Thursday, February 7, 2008

McCain and "independent" candidates

In this election-- given the discontent with the major political parties and given the "flawed" choices on the Republican side-- there has always been a relatively high probability of an independent candidate or two. With the probable choice of McCain (vs. Obama or Clinton), we can now speculate more specifically about the possibility of third-party candidates.

In particular, there is an increased likelihood of a candidate (or two) who wants to end the War in Iraq and is strongly opposed to illegal immigration (or more broadly, to immigration). But there would now seem to be a lower probability of a centrist/"third-way" candidate.

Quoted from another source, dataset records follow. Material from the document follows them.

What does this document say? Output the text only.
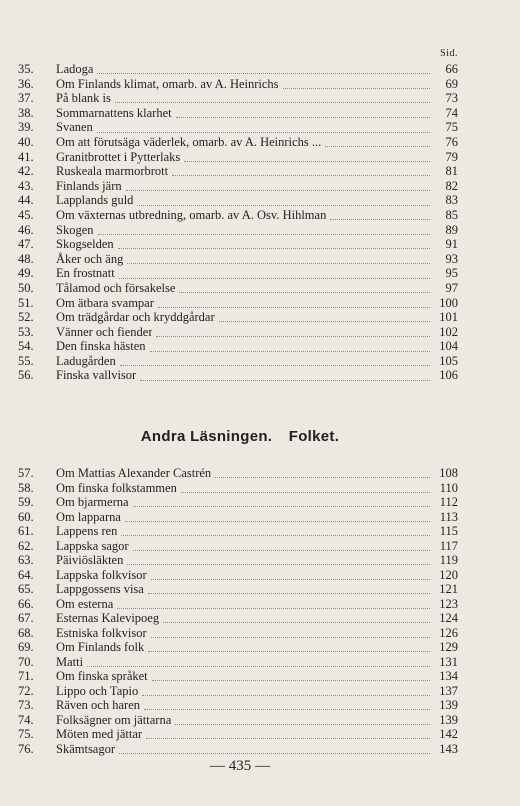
Sid.
35.	Ladoga	66
36.	Om Finlands klimat, omarb. av A. Heinrichs	69
37.	På blank is	73
38.	Sommarnattens klarhet	74
39.	Svanen	75
40.	Om att förutsäga väderlek, omarb. av A. Heinrichs ...	76
41.	Granitbrottet i Pytterlaks	79
42.	Ruskeala marmorbrott	81
43.	Finlands järn	82
44.	Lapplands guld	83
45.	Om växternas utbredning, omarb. av A. Osv. Hihlman	85
46.	Skogen	89
47.	Skogselden	91
48.	Åker och äng	93
49.	En frostnatt	95
50.	Tålamod och försakelse	97
51.	Om ätbara svampar	100
52.	Om trädgårdar och kryddgårdar	101
53.	Vänner och fiender	102
54.	Den finska hästen	104
55.	Ladugården	105
56.	Finska vallvisor	106
Andra Läsningen. Folket.
57.	Om Mattias Alexander Castrén	108
58.	Om finska folkstammen	110
59.	Om bjarmerna	112
60.	Om lapparna	113
61.	Lappens ren	115
62.	Lappska sagor	117
63.	Päiviösläkten	119
64.	Lappska folkvisor	120
65.	Lappgossens visa	121
66.	Om esterna	123
67.	Esternas Kalevipoeg	124
68.	Estniska folkvisor	126
69.	Om Finlands folk	129
70.	Matti	131
71.	Om finska språket	134
72.	Lippo och Tapio	137
73.	Räven och haren	139
74.	Folksägner om jättarna	139
75.	Möten med jättar	142
76.	Skämtsagor	143
— 435 —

To name names, a candidate like Michael Bloomberg now seems less likely. But candidates like Lou Dobbs or Tom Tancredo-- and Ralph Nader or another anti-war type-- are more likely. In addition to his appeal among Libertarians, if Ron Paul decides to run as that party's nominee, he might bridge either or both the immigration and anti-War groups. But he might not be strong enough in his rhetoric for the Dobbs crowd-- and to either group, his emphasis on limited, constitutional government might be prohibitively painful for most anti-War types to support.

Finally, from the perspective of a "third-party" Congressional candidate, more dissatisfaction with the major parties and their presidential nominees-- and the presence of independent candidates-- are both at least a small benefit to my campaign.